---------------------------------------------------------------------
Volunteers. What does it involve? First and foremost, collecting, or even just providing Hard Data. Informal word from a SFC member is a start, the commentaries and personal accounts from the industry are much better (IE the account by "Ray" from his times at Econolite and experiences with Winko-Matic on the Winko Wiki page. Catalogs, vintage advertisements, brochures, manuals, and photographs are even better. If you can't, or just don't want to be involved with the page creation providing source data in the formats previously mentioned is simple for those who posses but half the work for those who need to seek out. Even if it's just a dated photograph of Grandma in front of the fire station next to a Horni beacon that could form a better timeline for when signal X was around.
Second is organizing and cataloging this data before uploading it to the Wiki. There's going to be a lot of tedium, duplicate entries, and conflicting sources. I'm not pretending this is the easy part. It's probably the toughest. An inane attention to detail is a must. It'd be much better if the people doing the research also were familiar with that type of signal hardware, but that's just not realistic for most cases. My favorite example the Deco 8" singleface. It looks simple but then you have Type D, Type DT. Early and Late D reflector frames. Aluminum and Glass DT reflectors. At least five types of endplates. All that will eventually be captured. It might start out for now as the Type D and Type DT signals but as more detail is accumulated it will grow to include all these kinds of nuances.

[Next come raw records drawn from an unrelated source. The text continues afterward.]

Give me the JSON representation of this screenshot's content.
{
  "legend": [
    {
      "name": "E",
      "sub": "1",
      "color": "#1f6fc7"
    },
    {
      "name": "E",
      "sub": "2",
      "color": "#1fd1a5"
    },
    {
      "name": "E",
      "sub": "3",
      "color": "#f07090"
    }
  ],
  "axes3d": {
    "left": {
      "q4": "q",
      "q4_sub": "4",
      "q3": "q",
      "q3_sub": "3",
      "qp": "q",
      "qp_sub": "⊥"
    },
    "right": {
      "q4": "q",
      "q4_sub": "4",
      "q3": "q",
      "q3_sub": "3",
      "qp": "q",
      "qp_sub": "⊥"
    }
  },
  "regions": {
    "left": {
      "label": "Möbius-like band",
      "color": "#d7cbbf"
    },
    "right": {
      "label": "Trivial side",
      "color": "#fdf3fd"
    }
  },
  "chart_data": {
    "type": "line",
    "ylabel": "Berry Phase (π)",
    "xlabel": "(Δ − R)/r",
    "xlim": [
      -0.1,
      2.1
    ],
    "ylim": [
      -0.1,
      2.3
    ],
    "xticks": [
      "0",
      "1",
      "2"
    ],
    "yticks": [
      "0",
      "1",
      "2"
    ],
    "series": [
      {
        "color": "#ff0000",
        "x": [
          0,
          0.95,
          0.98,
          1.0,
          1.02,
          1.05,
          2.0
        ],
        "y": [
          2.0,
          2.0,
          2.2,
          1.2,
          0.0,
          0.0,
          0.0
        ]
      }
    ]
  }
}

Third (two and a half) is maintaining dates. Whenever Possible the dates should be noted for each item, at least the earliest and latest recorded dates. Eventually we will create a master signal timeline off this kind of data and signals could be identified down to only a few years based on their hardware configuration.
Fourth is Attributions. I have not been stringent myself on much of this data either, but we're all trying to straighten up. Just like your high school research paper, I don't care if "John" says there's no Darley's equipped with blue lenses, we need to see a reference to the catalog, advertisement, or data source that said "no blue lenses." Lest I flush away good information here, at this stage, please provide that kind of information - the old "everyone knows that in 1947..." stories, but do note it as such with disqualifiers as [opinion] [uncited] [assumed] in the body text containing unsubstantiated data. A lot of the stuff will probably never be citable and we have to make those inferences now and correct them when countered. Tokheim/Signaphore is an example - We've yet to locate papers linking them together but we know when Signaphore disappeared from industry publications, when Tokheim got into the market and started using the same name, and have patents in that timeframe attributed to each of those companies signed by the same head engineer.